Tuesday

25 September 2018

2 Timothy 2:1-15

Do your best to present yourself to God as one approved by him, a worker who has no need to be ashamed, rightly explaining the word of truth. (v. 15)

Psalm: Psalm 23

Background

It is highly likely that Paul expects this letter to be read to the church that Timothy is pastoring, but the words are addressed particularly to his young protégé, encouraging him in his ministry even if he and the church are given a tough time by their opponents. Timothy’s primary responsibility as a teacher of the faith is clear from the beginning and end of this passage. By “rightly explaining the word of truth” (v. 15) he is to pass on the teaching Paul has given him, not simply to the congregation, but to people who will themselves in turn become faithful teachers (v. 2). This verse concisely indicates the emergence of the importance of what comes to be called “the tradition”, namely gospel teaching which Christ gave to the apostles and which is then passed to each generation as a charge to be preserved faithfully, an authority for faith.

Suffering is perhaps inevitable for someone in Paul’s or Timothy’s position (v. 3) and Paul uses the examples of a soldier who must remain focussed and detached from many civilian concerns, an athlete who must train hard as required by the rules of competition, and a farmer who must work unstintingly, though the hardship of these professions does bring rewards too (v. 4-6). In his own sufferings Paul takes strength from reciting what is probably a primitive Christian creed (v. 8), and although he is chained in prison the gospel cannot be – see Philippians 1:12-18 where, in a previous imprisonment, Paul explains how his incarceration has led to the gospel’s progress. In verse 10, “the elect” stands for all those who are or will become Christians, and whom Paul believes will be strengthened in faith by his example of fortitude under trial.
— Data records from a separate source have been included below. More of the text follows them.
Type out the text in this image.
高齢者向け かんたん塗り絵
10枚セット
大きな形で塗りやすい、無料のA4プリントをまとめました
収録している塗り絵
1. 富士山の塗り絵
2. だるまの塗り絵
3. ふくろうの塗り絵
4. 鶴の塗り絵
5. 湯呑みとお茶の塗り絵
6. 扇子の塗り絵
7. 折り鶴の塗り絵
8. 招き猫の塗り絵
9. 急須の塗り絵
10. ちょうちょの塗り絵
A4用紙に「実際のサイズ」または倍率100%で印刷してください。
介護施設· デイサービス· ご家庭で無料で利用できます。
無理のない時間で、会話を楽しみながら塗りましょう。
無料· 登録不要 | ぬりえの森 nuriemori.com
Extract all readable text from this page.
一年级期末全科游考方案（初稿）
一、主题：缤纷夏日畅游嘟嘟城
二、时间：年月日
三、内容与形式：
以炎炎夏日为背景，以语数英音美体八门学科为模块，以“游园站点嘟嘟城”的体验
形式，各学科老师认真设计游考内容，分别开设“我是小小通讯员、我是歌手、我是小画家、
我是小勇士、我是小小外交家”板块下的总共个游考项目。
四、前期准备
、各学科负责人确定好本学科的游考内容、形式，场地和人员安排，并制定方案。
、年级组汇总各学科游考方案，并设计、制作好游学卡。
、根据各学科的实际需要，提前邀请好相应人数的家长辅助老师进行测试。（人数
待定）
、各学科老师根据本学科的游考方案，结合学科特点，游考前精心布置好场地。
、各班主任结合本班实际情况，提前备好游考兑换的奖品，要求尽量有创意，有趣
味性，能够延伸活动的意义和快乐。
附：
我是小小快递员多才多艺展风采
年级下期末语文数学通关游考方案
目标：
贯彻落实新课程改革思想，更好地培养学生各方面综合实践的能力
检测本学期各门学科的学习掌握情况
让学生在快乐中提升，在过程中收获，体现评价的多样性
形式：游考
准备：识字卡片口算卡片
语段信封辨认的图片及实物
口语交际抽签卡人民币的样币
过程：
 “The saying is sure” (v. 11) is a common cliché in the letters of Timothy and Titus, Jewish in origin, and here introducing what may be a quotation from a hymn, perhaps used at baptism, which was seen as a process of dying and rising. The third line, “If we deny him, he will also deny us”, is found on the lips of Jesus in Matthew 10:33; the last line stressing God’s faithfulness even if we fail to live up to our profession is used to encourage Timothy and his flock when consciences are troubled.

 

To Ponder

  •  Which of the images in v. 4-6 – soldier, athlete, farmer – most challenges you at this point of your Christian journey? Is it the detachment from civilian affairs, the constant need for training/learning, or the persistent hard work, that constitutes the greatest test?
  • “Avoid wrangling over words, which does no good but only ruins those who are listening” (v. 14). Over what topics do you consider the Church of today fails this dictum?
  • How do you see the relative authority for contemporary faith and living of the words of Scripture itself, and the tradition of interpretation passed down through the Church?

Bible notes author

The Revd Dr Stephen Mosedale

Stephen Mosedale is a retired Methodist minister living near Exeter, enjoying walking, gardening, and membership of a vegetable-growing co-op. He fulfils responsibilities for ministerial candidates, local preachers and worship leaders, and as a school governor. He has a particular interest in the natural world and its significance to faith, especially in the context of climate crisis. A former New Testament tutor at Cliff College, he has a passion for helping others use the Bible as our main way of knowing what God has to say to us in the world of today.